In this age of chemical exfoliants, aestheticians have many choices to make when deciding what to use when treating client's skin. In our struggling economy, we all work hard to make the best choices when choosing which products to use so as to maximize results while minimizing costs in the treatment room. We also have to carefully consider these factors when recommending to our clientele what they should use for their home care regimen to complement the treatments we provide.

Twenty years ago, the aesthetician had only creams and lotions. These provided very little benefit for the skin compared with what is available today. These products were combined with an aesthetician's techniques and atmosphere to provide the customer with a luxurious feeling of being doted upon and pampered. Today we have access to a wide variety of effective chemical exfoliants such as alpha hydroxy acids (AHA) and beta hydroxy acids (BHA), as well as microdermabrasion and the ultrasonic spatula for physical exfoliation. But can we go a bit further? Which comes first, AHAs or BHAs? Can we combine these exfoliants without overstepping any boundaries? Should we consider combining chemical exfoliants with physical exfoliation treatments to increase their combined effectiveness?

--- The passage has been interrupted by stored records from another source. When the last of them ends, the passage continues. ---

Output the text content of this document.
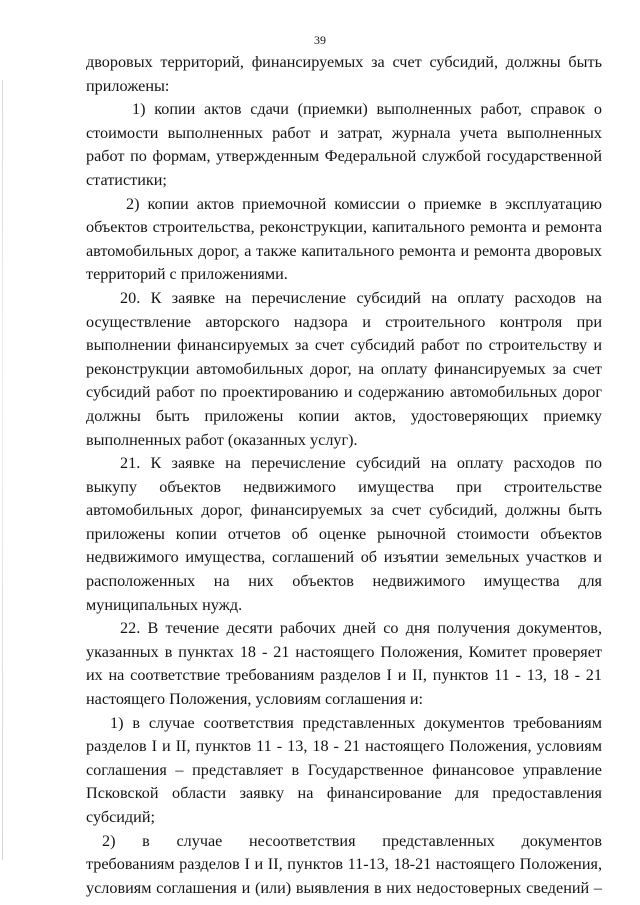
39
дворовых территорий, финансируемых за счет субсидий, должны быть
приложены:
1) копии актов сдачи (приемки) выполненных работ, справок о
стоимости выполненных работ и затрат, журнала учета выполненных
работ по формам, утвержденным Федеральной службой государственной
статистики;
2) копии актов приемочной комиссии о приемке в эксплуатацию
объектов строительства, реконструкции, капитального ремонта и ремонта
автомобильных дорог, а также капитального ремонта и ремонта дворовых
территорий с приложениями.
20. К заявке на перечисление субсидий на оплату расходов на
осуществление авторского надзора и строительного контроля при
выполнении финансируемых за счет субсидий работ по строительству и
реконструкции автомобильных дорог, на оплату финансируемых за счет
субсидий работ по проектированию и содержанию автомобильных дорог
должны быть приложены копии актов, удостоверяющих приемку
выполненных работ (оказанных услуг).
21. К заявке на перечисление субсидий на оплату расходов по
выкупу объектов недвижимого имущества при строительстве
автомобильных дорог, финансируемых за счет субсидий, должны быть
приложены копии отчетов об оценке рыночной стоимости объектов
недвижимого имущества, соглашений об изъятии земельных участков и
расположенных на них объектов недвижимого имущества для
муниципальных нужд.
22. В течение десяти рабочих дней со дня получения документов,
указанных в пунктах 18 - 21 настоящего Положения, Комитет проверяет
их на соответствие требованиям разделов I и II, пунктов 11 - 13, 18 - 21
настоящего Положения, условиям соглашения и:
1) в случае соответствия представленных документов требованиям
разделов I и II, пунктов 11 - 13, 18 - 21 настоящего Положения, условиям
соглашения – представляет в Государственное финансовое управление
Псковской области заявку на финансирование для предоставления
субсидий;
2) в случае несоответствия представленных документов
требованиям разделов I и II, пунктов 11-13, 18-21 настоящего Положения,
условиям соглашения и (или) выявления в них недостоверных сведений –
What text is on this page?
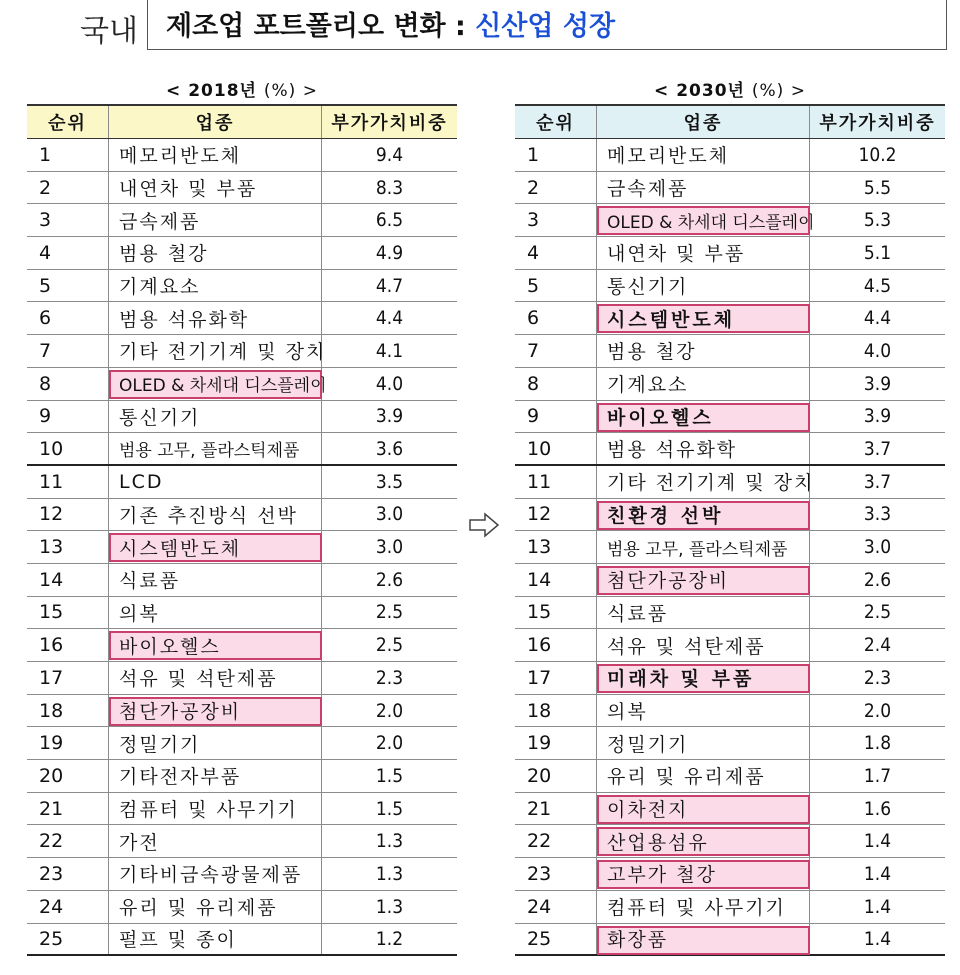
국내 제조업 포트폴리오 변화 : 신산업 성장
< 2018년 (%) >
순위	업종	부가가치비중
1	메모리반도체	9.4
2	내연차 및 부품	8.3
3	금속제품	6.5
4	범용 철강	4.9
5	기계요소	4.7
6	범용 석유화학	4.4
7	기타 전기기계 및 장치	4.1
8	OLED & 차세대 디스플레이	4.0
9	통신기기	3.9
10	범용 고무, 플라스틱제품	3.6
11	LCD	3.5
12	기존 추진방식 선박	3.0
13	시스템반도체	3.0
14	식료품	2.6
15	의복	2.5
16	바이오헬스	2.5
17	석유 및 석탄제품	2.3
18	첨단가공장비	2.0
19	정밀기기	2.0
20	기타전자부품	1.5
21	컴퓨터 및 사무기기	1.5
22	가전	1.3
23	기타비금속광물제품	1.3
24	유리 및 유리제품	1.3
25	펄프 및 종이	1.2
< 2030년 (%) >
순위	업종	부가가치비중
1	메모리반도체	10.2
2	금속제품	5.5
3	OLED & 차세대 디스플레이	5.3
4	내연차 및 부품	5.1
5	통신기기	4.5
6	시스템반도체	4.4
7	범용 철강	4.0
8	기계요소	3.9
9	바이오헬스	3.9
10	범용 석유화학	3.7
11	기타 전기기계 및 장치	3.7
12	친환경 선박	3.3
13	범용 고무, 플라스틱제품	3.0
14	첨단가공장비	2.6
15	식료품	2.5
16	석유 및 석탄제품	2.4
17	미래차 및 부품	2.3
18	의복	2.0
19	정밀기기	1.8
20	유리 및 유리제품	1.7
21	이차전지	1.6
22	산업용섬유	1.4
23	고부가 철강	1.4
24	컴퓨터 및 사무기기	1.4
25	화장품	1.4
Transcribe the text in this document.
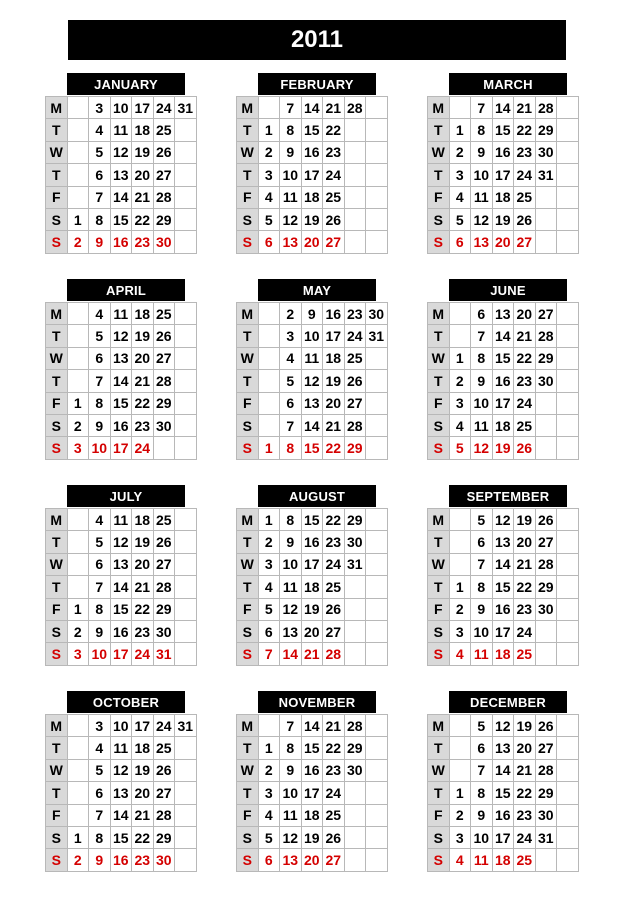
2011
JANUARY
M		3	10	17	24	31
T		4	11	18	25	
W		5	12	19	26	
T		6	13	20	27	
F		7	14	21	28	
S	1	8	15	22	29	
S	2	9	16	23	30	
FEBRUARY
M		7	14	21	28	
T	1	8	15	22		
W	2	9	16	23		
T	3	10	17	24		
F	4	11	18	25		
S	5	12	19	26		
S	6	13	20	27		
MARCH
M		7	14	21	28	
T	1	8	15	22	29	
W	2	9	16	23	30	
T	3	10	17	24	31	
F	4	11	18	25		
S	5	12	19	26		
S	6	13	20	27		
APRIL
M		4	11	18	25	
T		5	12	19	26	
W		6	13	20	27	
T		7	14	21	28	
F	1	8	15	22	29	
S	2	9	16	23	30	
S	3	10	17	24		
MAY
M		2	9	16	23	30
T		3	10	17	24	31
W		4	11	18	25	
T		5	12	19	26	
F		6	13	20	27	
S		7	14	21	28	
S	1	8	15	22	29	
JUNE
M		6	13	20	27	
T		7	14	21	28	
W	1	8	15	22	29	
T	2	9	16	23	30	
F	3	10	17	24		
S	4	11	18	25		
S	5	12	19	26		
JULY
M		4	11	18	25	
T		5	12	19	26	
W		6	13	20	27	
T		7	14	21	28	
F	1	8	15	22	29	
S	2	9	16	23	30	
S	3	10	17	24	31	
AUGUST
M	1	8	15	22	29	
T	2	9	16	23	30	
W	3	10	17	24	31	
T	4	11	18	25		
F	5	12	19	26		
S	6	13	20	27		
S	7	14	21	28		
SEPTEMBER
M		5	12	19	26	
T		6	13	20	27	
W		7	14	21	28	
T	1	8	15	22	29	
F	2	9	16	23	30	
S	3	10	17	24		
S	4	11	18	25		
OCTOBER
M		3	10	17	24	31
T		4	11	18	25	
W		5	12	19	26	
T		6	13	20	27	
F		7	14	21	28	
S	1	8	15	22	29	
S	2	9	16	23	30	
NOVEMBER
M		7	14	21	28	
T	1	8	15	22	29	
W	2	9	16	23	30	
T	3	10	17	24		
F	4	11	18	25		
S	5	12	19	26		
S	6	13	20	27		
DECEMBER
M		5	12	19	26	
T		6	13	20	27	
W		7	14	21	28	
T	1	8	15	22	29	
F	2	9	16	23	30	
S	3	10	17	24	31	
S	4	11	18	25		
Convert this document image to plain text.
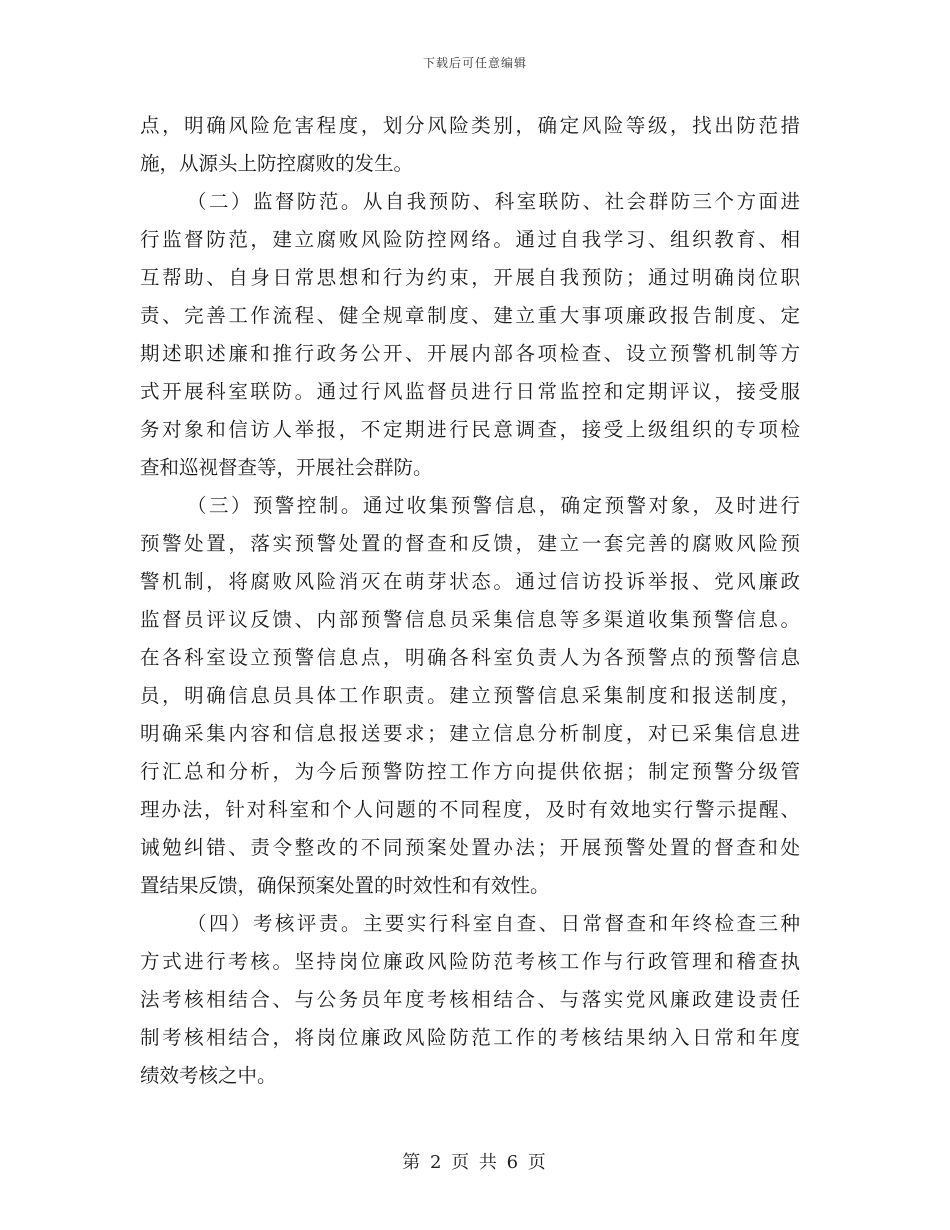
下载后可任意编辑
点，明确风险危害程度，划分风险类别，确定风险等级，找出防范措
施，从源头上防控腐败的发生。
（二）监督防范。从自我预防、科室联防、社会群防三个方面进
行监督防范，建立腐败风险防控网络。通过自我学习、组织教育、相
互帮助、自身日常思想和行为约束，开展自我预防；通过明确岗位职
责、完善工作流程、健全规章制度、建立重大事项廉政报告制度、定
期述职述廉和推行政务公开、开展内部各项检查、设立预警机制等方
式开展科室联防。通过行风监督员进行日常监控和定期评议，接受服
务对象和信访人举报，不定期进行民意调查，接受上级组织的专项检
查和巡视督查等，开展社会群防。
（三）预警控制。通过收集预警信息，确定预警对象，及时进行
预警处置，落实预警处置的督查和反馈，建立一套完善的腐败风险预
警机制，将腐败风险消灭在萌芽状态。通过信访投诉举报、党风廉政
监督员评议反馈、内部预警信息员采集信息等多渠道收集预警信息。
在各科室设立预警信息点，明确各科室负责人为各预警点的预警信息
员，明确信息员具体工作职责。建立预警信息采集制度和报送制度，
明确采集内容和信息报送要求；建立信息分析制度，对已采集信息进
行汇总和分析，为今后预警防控工作方向提供依据；制定预警分级管
理办法，针对科室和个人问题的不同程度，及时有效地实行警示提醒、
诫勉纠错、责令整改的不同预案处置办法；开展预警处置的督查和处
置结果反馈，确保预案处置的时效性和有效性。
（四）考核评责。主要实行科室自查、日常督查和年终检查三种
方式进行考核。坚持岗位廉政风险防范考核工作与行政管理和稽查执
法考核相结合、与公务员年度考核相结合、与落实党风廉政建设责任
制考核相结合，将岗位廉政风险防范工作的考核结果纳入日常和年度
绩效考核之中。
第 2 页 共 6 页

Determining Which Type of Exfoliant to Use
For aestheticians, the old way of skin typing was all about the level of oils on the skin. Today, the Fitzpatrick scale is widely considered to be the gold standard in skin care. The Fitzpatrick scale helps determine what percentage of chemical exfoliant, pH, and formula you should use for any specific skin type. This system answers questions about genetic disposition (skin, eye, and hair color), ethnicity, and response to sun exposure. Through measuring the response to the sun's exposure, it also provides guidelines for post-inflammatory hyperpigmentation (PIH), which helps us to decide how aggressive we can be with the exfoliant.
The Fitzpatrick scale is the most reliable test in the field of aesthetics. Of course, skin typing like Rubin and Glogau may also be useful to aestheticians, but these scales are for determining the amount of damage the skin has already incurred. Since aestheticians cannot go deeper than the first few layers of the epidermis, they are limited with the types of chemical and physical exfoliation they can use.
The Glogau scale is for the classification of photoaging, while the Rubin classification determines pigmentation and texture. We can use these classifications to help guide our clients toward what is possible for us to accomplish in an attempt to repair the damage already done to their skin. We can then utilize the Fitzpatrick scale to determine what is necessary to halt any future damage.
The Fitzpatrick scale further helps us to set a client's expectations for what can be accomplished during our sessions in the treatment room. When a client consults an aesthetician, we may assume that they are hesitant or unwilling to take more drastic measures such as LASER, IPL, and plastic surgery. This is our best opportunity to explain what options we can offer and what benefits she can expect while in
our care.

Alpha Hydroxy Acids (AHAs)
AHAs are naturally occurring organic Carboxylic acids, which means that the carbon atom is attached to "an oxygen atom by a double bond, and to a hydroxyl group (OH). AHAs are water soluble.
Among AHA, glycolic acid is the "Top Dog" in the skin care industry. Due to its smaller molecule, it is believed to get deeper into the epidermis and work more quickly by melting the glue-like substance between the dead cells. Lactic acid is a larger molecule, which dissolves the anchors of the dead cells at a slower pace. Mandelic acid is another AHA which has been gaining popularity recently. The name is derived from the German word "Mandel" for "almond." Mandelic acid works a bit like salicylic acid in that it is water soluble, but because of the benzoic ring in the molecule, it is gentler.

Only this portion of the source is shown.